His relationship with city officials has been less than stable. Several of his top deputy city attorneys have been dismissed from the office and members of the council and the city’s administration are frequently irked at his rhetoric, confrontational nature and his interim reports, which have been accused of delaying investigations.
“I suggest Mr. Aguirre either play with the team or sit on the bench,” Murphy said in February. Calls placed to Murphy’s office were not returned as of press time.
Aguirre himself admits that his demeanor is not the most cordial, but he and others believe his efforts are out forth with the honest aim of cleaning up the city’s financial mess.
“Michael Aguirre is not wrong on everything he says,” said Mitch Mitchell, vice president of public policy at the San Diego Regional Chamber of Commerce. “His style may always be problematic but his intentions are good.”
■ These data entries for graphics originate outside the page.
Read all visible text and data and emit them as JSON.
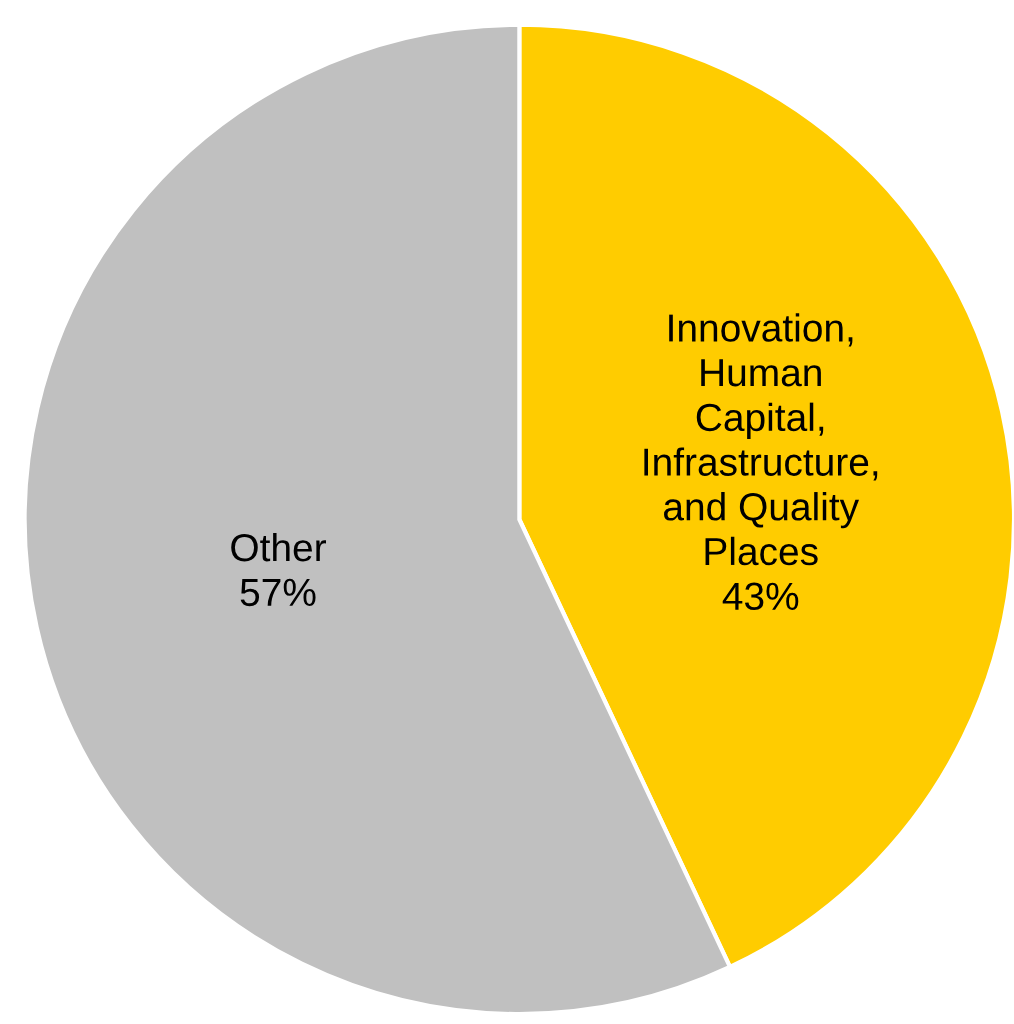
{
  "chart_data": {
    "type": "pie",
    "categories": [
      "Innovation,\nHuman\nCapital,\nInfrastructure,\nand Quality\nPlaces",
      "Other"
    ],
    "values": [
      43,
      57
    ],
    "colors": [
      "#ffcc00",
      "#c0c0c0"
    ],
    "value_labels": [
      "43%",
      "57%"
    ],
    "legend": false
  }
}
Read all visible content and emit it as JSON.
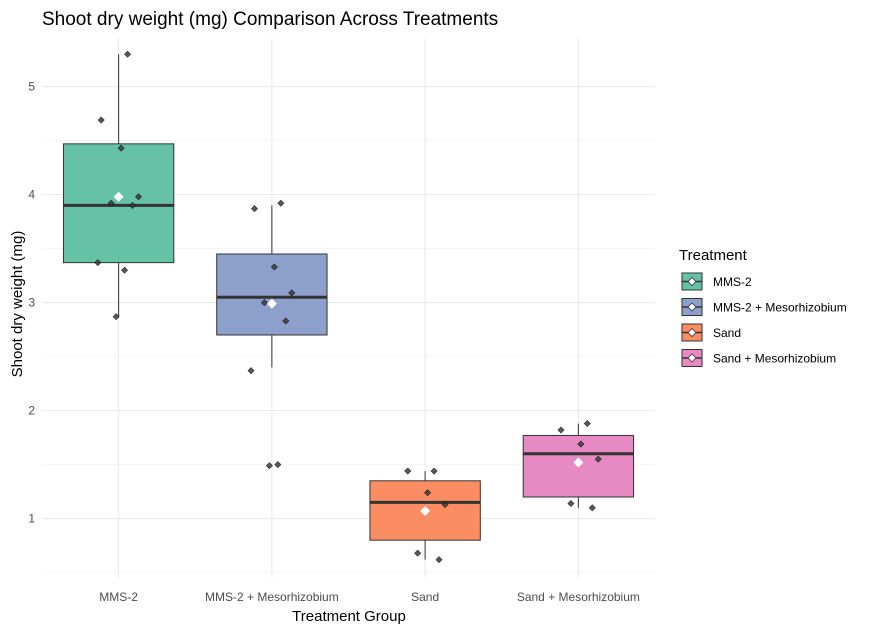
{
  "chart_data": {
    "type": "box",
    "title": "Shoot dry weight (mg) Comparison Across Treatments",
    "xlabel": "Treatment Group",
    "ylabel": "Shoot dry weight (mg)",
    "ylim": [
      0.45,
      5.45
    ],
    "yticks": [
      1,
      2,
      3,
      4,
      5
    ],
    "grid": true,
    "legend_position": "right",
    "legend_title": "Treatment",
    "categories": [
      "MMS-2",
      "MMS-2 + Mesorhizobium",
      "Sand",
      "Sand + Mesorhizobium"
    ],
    "series": [
      {
        "name": "MMS-2",
        "color": "#66c2a5",
        "min": 2.87,
        "q1": 3.37,
        "median": 3.9,
        "q3": 4.47,
        "max": 5.3,
        "mean": 3.98,
        "points": [
          5.3,
          4.69,
          4.43,
          3.98,
          3.92,
          3.9,
          3.37,
          3.3,
          2.87
        ]
      },
      {
        "name": "MMS-2 + Mesorhizobium",
        "color": "#8da0cb",
        "min": 2.4,
        "q1": 2.7,
        "median": 3.05,
        "q3": 3.45,
        "max": 3.9,
        "mean": 2.99,
        "points": [
          3.92,
          3.87,
          3.33,
          3.09,
          3.0,
          2.83,
          2.37,
          1.5,
          1.49
        ]
      },
      {
        "name": "Sand",
        "color": "#fc8d62",
        "min": 0.62,
        "q1": 0.8,
        "median": 1.15,
        "q3": 1.35,
        "max": 1.44,
        "mean": 1.07,
        "points": [
          1.44,
          1.44,
          1.24,
          1.13,
          0.68,
          0.62
        ]
      },
      {
        "name": "Sand + Mesorhizobium",
        "color": "#e78ac3",
        "min": 1.1,
        "q1": 1.2,
        "median": 1.6,
        "q3": 1.77,
        "max": 1.88,
        "mean": 1.52,
        "points": [
          1.88,
          1.82,
          1.69,
          1.55,
          1.14,
          1.1
        ]
      }
    ]
  }
}
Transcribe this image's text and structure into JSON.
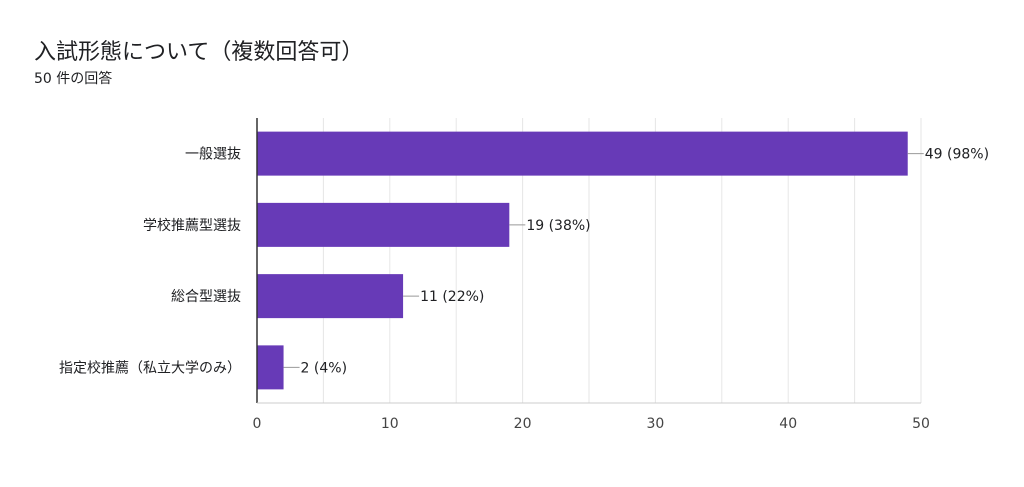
{
  "header": {
    "title": "入試形態について（複数回答可）",
    "subtitle": "50 件の回答"
  },
  "colors": {
    "bar": "#673ab7",
    "grid": "#e6e6e6",
    "axis": "#333333"
  },
  "chart_data": {
    "type": "bar",
    "orientation": "horizontal",
    "categories": [
      "一般選抜",
      "学校推薦型選抜",
      "総合型選抜",
      "指定校推薦（私立大学のみ）"
    ],
    "values": [
      49,
      19,
      11,
      2
    ],
    "data_labels": [
      "49 (98%)",
      "19 (38%)",
      "11 (22%)",
      "2 (4%)"
    ],
    "xlim": [
      0,
      50
    ],
    "xticks": [
      0,
      10,
      20,
      30,
      40,
      50
    ],
    "grid": true,
    "title": "入試形態について（複数回答可）",
    "subtitle": "50 件の回答"
  }
}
Aguirre’s not the only one with investigations right now. The District Attorney’s Office, the Securities and Exchange Commission, the U.S. Attorney’s Office, FBI, the city’s outside law firm and its independent audit committee are all peering in on city business.
Mitchell said the last year was “chaotic and concerning.” Businesses have noticed the structural pitfalls of the city and are leaving town, he said.
“We are not taking steps to keep companies like Intel, Capital One and [International Specialty Products],” Mitchell said, referring to the slew of companies that have announced their departure from San Diego. “This should be concerning for everybody, not just employees of these companies but also City Hall.”
The different spectrums of political thought point to the living wage law, which requires certain city contractors to pay workers $10 an hour with benefits or $12 without, as signs of change. Mitchell sees it as a sign that City Hall’s philosophy needs to change.
Cohen believes that the law’s passage – along with the grassroots support thrown toward Frye at the last minute are – examples of “the political foundation eroding.”
“The business community gets a lot of stuff, but they don’t have complete control anymore,” Cohen said. “Now there’s political diversity, there are different interests. I would classify that as the growing pains the city is going through.”
Those growing pains still remain. In November, the former pension trustees tried to have whistleblower Shipione arrested at a board meeting. Now her husband, Pat Shea, is running for mayor on one platform: taking the city to bankruptcy.
Whether it’s Shea or one of the other 10 candidates running in the July 26 special election, San Diego will accept a new mayor this fiscal year to inherit a place that could use some fixing.
And a strong leader, it seems, is on everybody’s wish list.
Boling thinks the city will start turning itself around once the strong-mayor form of government, approved by voters in November, takes shape in January.
“I think it’s going to take until the first of the year ’til we start digging out,” she said.
Dadian said the strong-mayor structure of government isn’t as important as who the mayor is.
“The city having a strong mayor as far as leadership is concerned is the only thing that will do it,” he said.